D4M "beats" F9B5, a vehicle pushing 2X as much total mass into the sky, in this one category that doesn't help make the case for LH2 fueled SSTOs, nor TSTOs for that matter.  It's fractionally better than RP1 here, meaning you could run the main engine(s) for about 1.5 seconds longer, or less, on a LH2 fueled vehicle before total thrust (an indirect measure of total energy expenditure) per kg of delivered payload equalizes between both vehicles.

Hopefully we now understand how greatly vehicle dry mass affects our vehicle's total energy expended per kg of useful payload.  We're getting 3X more payload mass per cubic meter of propellant volume for the F9B5 when we include both stages of the D4M and F9B5 rockets.  That's a reasonably good efficiency metric if you ask me.  Rather than showing how great LH2 is, we're continuously illustrating how freakishly efficient a modern RP1 fueled vehicle truly is.  Even for a TSTO, every little bit of vehicle dry mass increase has a serious effect on vehicle performance.

RP1 has an acceptable Isp (total units of thrust generated per unit of propellant mass expended) for SSTO and TSTO.  It's not even close to being "the best", yet LH2's much higher Isp doesn't seem to help improve total vehicle dry mass.  Delivery of payload to orbit is primarily a question of Total Impulse delivered per kilogram of vehicle dry mass, and this is where RP1 is a stand-out performer.

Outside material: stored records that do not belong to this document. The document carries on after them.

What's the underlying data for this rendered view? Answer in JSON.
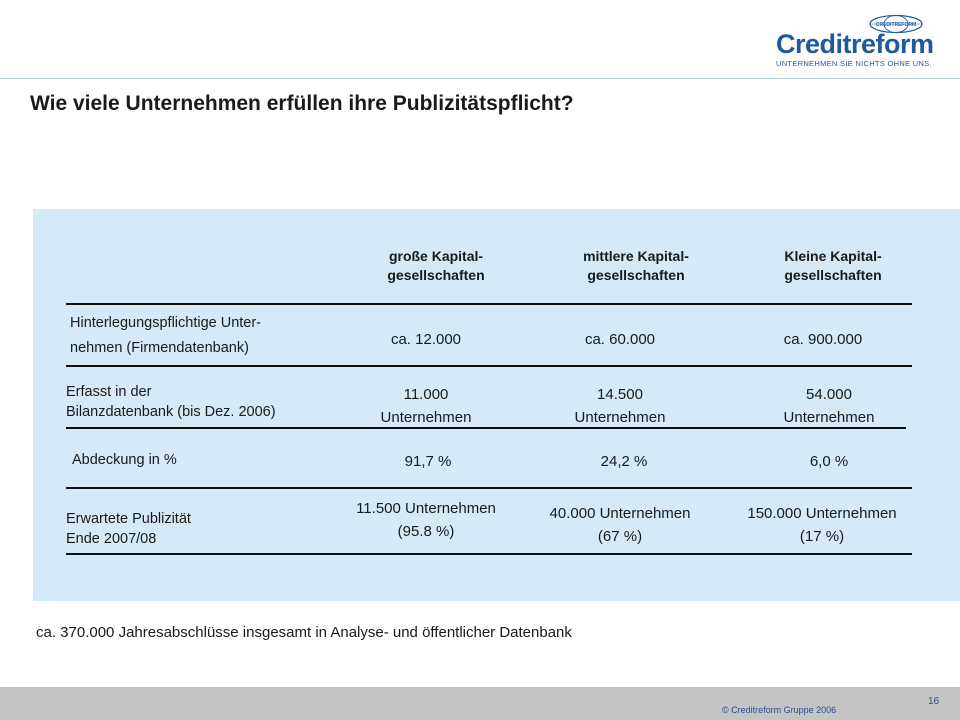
{
  "brand": {
    "name": "Creditreform",
    "tagline": "UNTERNEHMEN SIE NICHTS OHNE UNS.",
    "globe_text": "CREDITREFORM",
    "color": "#1f5a9e"
  },
  "title": "Wie viele Unternehmen erfüllen ihre Publizitätspflicht?",
  "table": {
    "columns": [
      {
        "line1": "große Kapital-",
        "line2": "gesellschaften"
      },
      {
        "line1": "mittlere Kapital-",
        "line2": "gesellschaften"
      },
      {
        "line1": "Kleine Kapital-",
        "line2": "gesellschaften"
      }
    ],
    "rows": [
      {
        "label_line1": "Hinterlegungspflichtige Unter-",
        "label_line2": "nehmen (Firmendatenbank)",
        "cells": [
          {
            "line1": "ca. 12.000",
            "line2": ""
          },
          {
            "line1": "ca. 60.000",
            "line2": ""
          },
          {
            "line1": "ca. 900.000",
            "line2": ""
          }
        ]
      },
      {
        "label_line1": "Erfasst in der",
        "label_line2": "Bilanzdatenbank (bis Dez. 2006)",
        "cells": [
          {
            "line1": "11.000",
            "line2": "Unternehmen"
          },
          {
            "line1": "14.500",
            "line2": "Unternehmen"
          },
          {
            "line1": "54.000",
            "line2": "Unternehmen"
          }
        ]
      },
      {
        "label_line1": "Abdeckung in %",
        "label_line2": "",
        "cells": [
          {
            "line1": "91,7 %",
            "line2": ""
          },
          {
            "line1": "24,2 %",
            "line2": ""
          },
          {
            "line1": "6,0 %",
            "line2": ""
          }
        ]
      },
      {
        "label_line1": "Erwartete Publizität",
        "label_line2": "Ende 2007/08",
        "cells": [
          {
            "line1": "11.500  Unternehmen",
            "line2": "(95.8 %)"
          },
          {
            "line1": "40.000  Unternehmen",
            "line2": "(67 %)"
          },
          {
            "line1": "150.000  Unternehmen",
            "line2": "(17 %)"
          }
        ]
      }
    ]
  },
  "footnote": "ca. 370.000 Jahresabschlüsse insgesamt in Analyse- und öffentlicher Datenbank",
  "footer": {
    "page_number": "16",
    "copyright": "© Creditreform Gruppe 2006"
  }
}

RP1 allows the vehicle's propellant tanks to occupy the least amount of physical volume, therefore reducing their mass, amongst all of the common liquid rocket propellants.  Amongst the propellants I listed, RP1 (kerosene) is the most widely used energy dense fuel combusted in gas turbine engines.  The turbopumps that feed liquid rocket engines are specialized gas turbines capable of force-feeding a tremendous mass of gaseous propellants into the main combustion chamber.